Mortgage FAQ’s

What is an adjustment period?

With most adjustable rate mortgages the interest and monthly rate are fixed for a period of time, such as one year, three years and five years. After that your rate can vary each year until your loan payment is completed, which is the adjustment period.

What are closing fees and how are they determined?

Home loans often involve many fees such as the appraisal fee, title charges, closing fees, and state or local taxes. These fees can vary by state and by lender.

Are there any fees if there is an overdraft in my account?

No, we have an overdraft protection so you will not be charged any fees if over drafted.

How much money will I save in a 15 year mortgage rate versus a 30 year mortgage rate?

You will own your home in half the amount of time it would take in a 30 year mortgage.

You will save more than half the amount of interest paid on the mortgage, typically the interest rate would be 0.500% lower than a 30 year mortgage.

The only thing is that typically your payments will be at least 10% higher per month than a 30 year mortgage.
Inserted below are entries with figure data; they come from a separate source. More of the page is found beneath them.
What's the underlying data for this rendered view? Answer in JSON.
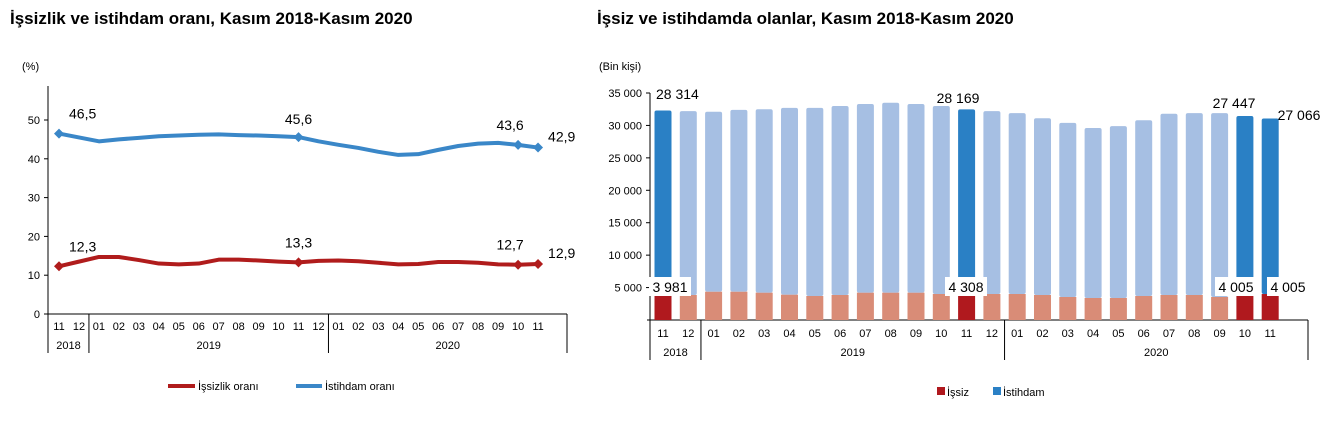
{
  "chart_data": [
    {
      "type": "line",
      "title": "İşsizlik ve istihdam oranı, Kasım 2018-Kasım 2020",
      "ylabel": "(%)",
      "ylim": [
        0,
        58
      ],
      "yticks": [
        "0",
        "10",
        "20",
        "30",
        "40",
        "50"
      ],
      "categories": [
        "11",
        "12",
        "01",
        "02",
        "03",
        "04",
        "05",
        "06",
        "07",
        "08",
        "09",
        "10",
        "11",
        "12",
        "01",
        "02",
        "03",
        "04",
        "05",
        "06",
        "07",
        "08",
        "09",
        "10",
        "11"
      ],
      "years": [
        {
          "label": "2018",
          "span": 2
        },
        {
          "label": "2019",
          "span": 12
        },
        {
          "label": "2020",
          "span": 11
        }
      ],
      "grid": false,
      "legend": "bottom",
      "series": [
        {
          "name": "İşsizlik oranı",
          "color": "#b01c1c",
          "values": [
            12.3,
            13.5,
            14.7,
            14.7,
            13.9,
            13.0,
            12.8,
            13.0,
            14.0,
            14.0,
            13.8,
            13.5,
            13.3,
            13.7,
            13.8,
            13.6,
            13.2,
            12.8,
            12.9,
            13.4,
            13.4,
            13.2,
            12.8,
            12.7,
            12.9
          ],
          "labels": [
            {
              "i": 0,
              "text": "12,3"
            },
            {
              "i": 12,
              "text": "13,3"
            },
            {
              "i": 23,
              "text": "12,7"
            },
            {
              "i": 24,
              "text": "12,9"
            }
          ]
        },
        {
          "name": "İstihdam oranı",
          "color": "#3a87c8",
          "values": [
            46.5,
            45.5,
            44.5,
            45.0,
            45.4,
            45.8,
            46.0,
            46.2,
            46.3,
            46.1,
            46.0,
            45.8,
            45.6,
            44.5,
            43.6,
            42.8,
            41.8,
            41.0,
            41.2,
            42.3,
            43.3,
            43.9,
            44.1,
            43.6,
            42.9
          ],
          "labels": [
            {
              "i": 0,
              "text": "46,5"
            },
            {
              "i": 12,
              "text": "45,6"
            },
            {
              "i": 23,
              "text": "43,6"
            },
            {
              "i": 24,
              "text": "42,9"
            }
          ]
        }
      ]
    },
    {
      "type": "bar",
      "stacked": true,
      "title": "İşsiz ve istihdamda olanlar, Kasım 2018-Kasım 2020",
      "ylabel": "(Bin kişi)",
      "ylim": [
        0,
        35000
      ],
      "yticks": [
        "5 000",
        "10 000",
        "15 000",
        "20 000",
        "25 000",
        "30 000",
        "35 000"
      ],
      "categories": [
        "11",
        "12",
        "01",
        "02",
        "03",
        "04",
        "05",
        "06",
        "07",
        "08",
        "09",
        "10",
        "11",
        "12",
        "01",
        "02",
        "03",
        "04",
        "05",
        "06",
        "07",
        "08",
        "09",
        "10",
        "11"
      ],
      "years": [
        {
          "label": "2018",
          "span": 2
        },
        {
          "label": "2019",
          "span": 12
        },
        {
          "label": "2020",
          "span": 11
        }
      ],
      "highlighted": [
        0,
        12,
        23,
        24
      ],
      "legend": "bottom",
      "series": [
        {
          "name": "İşsiz",
          "color": "#b0191e",
          "muted_color": "#d98c77",
          "values": [
            3981,
            3860,
            4370,
            4370,
            4220,
            3910,
            3700,
            3860,
            4220,
            4220,
            4220,
            4010,
            4308,
            4010,
            4010,
            3860,
            3550,
            3400,
            3400,
            3700,
            3860,
            3860,
            3550,
            4005,
            4005
          ],
          "labels": [
            {
              "i": 0,
              "text": "3 981"
            },
            {
              "i": 12,
              "text": "4 308"
            },
            {
              "i": 23,
              "text": "4 005"
            },
            {
              "i": 24,
              "text": "4 005"
            }
          ]
        },
        {
          "name": "İstihdam",
          "color": "#2a80c5",
          "muted_color": "#a6bfe3",
          "values": [
            28314,
            28340,
            27730,
            28030,
            28280,
            28790,
            29000,
            29140,
            29080,
            29280,
            29080,
            28990,
            28169,
            28190,
            27890,
            27240,
            26850,
            26200,
            26500,
            27100,
            27940,
            28040,
            28350,
            27447,
            27066
          ],
          "labels": [
            {
              "i": 0,
              "text": "28 314"
            },
            {
              "i": 12,
              "text": "28 169"
            },
            {
              "i": 23,
              "text": "27 447"
            },
            {
              "i": 24,
              "text": "27 066"
            }
          ]
        }
      ]
    }
  ]
}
So it is what is best for the customer.

How are interest rates determined?

Interest rates can fluctuate due to a variety of factors such as inflation, economic growth and Federal Reserve policy. Inflation has the largest influence over interest rates. The Federal Reserve implements policies designed to keep inflation and interest rates relatively low and stable.

What is an adjustable mortgage rate?

It is a type of loan that offers lower initial interest rates than most fixed loans. The trade-off is that the interest rate can change in relation to an index and the monthly payment will go up and down accordingly.